Doria anuncia reabertura da atividade econômica

Governador agradeceu a média de 57% de isolamento social conseguida no feriado
Governador agradeceu a média de 57% de isolamento social conseguida no feriado - FOTO: Governo do Estado de São Paulo
O governador de São Paulo, João Doria (PSDB), anunciou ontem a reabertura da atividade econômica no Estado a partir de 11 de maio. Segundo ele, a retomada da economia em São Paulo é possível pois o governo conseguiu controlar a curva de infecções do novo coronavírus e a ocupação de leitos dos hospitais para o tratamento dos paulistas com a Covid-19.

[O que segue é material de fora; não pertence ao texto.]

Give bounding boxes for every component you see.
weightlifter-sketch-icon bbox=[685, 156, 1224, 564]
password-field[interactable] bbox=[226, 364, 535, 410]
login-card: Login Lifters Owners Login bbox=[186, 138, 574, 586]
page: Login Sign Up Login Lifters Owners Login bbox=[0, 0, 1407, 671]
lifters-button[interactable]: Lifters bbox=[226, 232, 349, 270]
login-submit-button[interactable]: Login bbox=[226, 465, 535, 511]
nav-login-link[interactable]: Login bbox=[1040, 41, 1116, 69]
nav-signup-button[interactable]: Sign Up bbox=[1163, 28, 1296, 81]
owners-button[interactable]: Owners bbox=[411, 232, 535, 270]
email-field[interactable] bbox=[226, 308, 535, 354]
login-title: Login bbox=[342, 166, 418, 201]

Doria ainda comemorou a taxa média de 57% de isolamento social registrada pelo governo estadual no feriado de Tiradentes. "Agradeço à população. 57% é um número bastante razoável. Nós buscamos estar acima do índice de 60%, o que ocorreu em algumas cidades", disse o governador.

Ao anunciar o plano de reabertura gradual da economia, Doria criticou todos os cidadãos que descumpriram as determinações do governo estadual e das prefeituras sobre o coronavírus. Classificando-os como "inimigos da vida", Doria afirmou que pediu resposta dos oficiais de segurança pública ao descumprimento. "Desrespeitaram, sem máscaras, as orientações do governo e da Prefeitura de São Paulo" e "se tornaram amigos e defensores do vírus e inimigos da vida", afirmou.

O governador ainda afirmou que recomendou aos oficiais de segurança pública que tomem medidas contra quem estiver "sabotando a saúde e os profissionais de saúde". "Façam suas manifestações de forma segura, pela internet, mas não sejam irresponsáveis de fazerem isso na rua, nas avenidas de São Paulo, e ainda tentando bloquear algumas vias da cidade", alertou o tucano.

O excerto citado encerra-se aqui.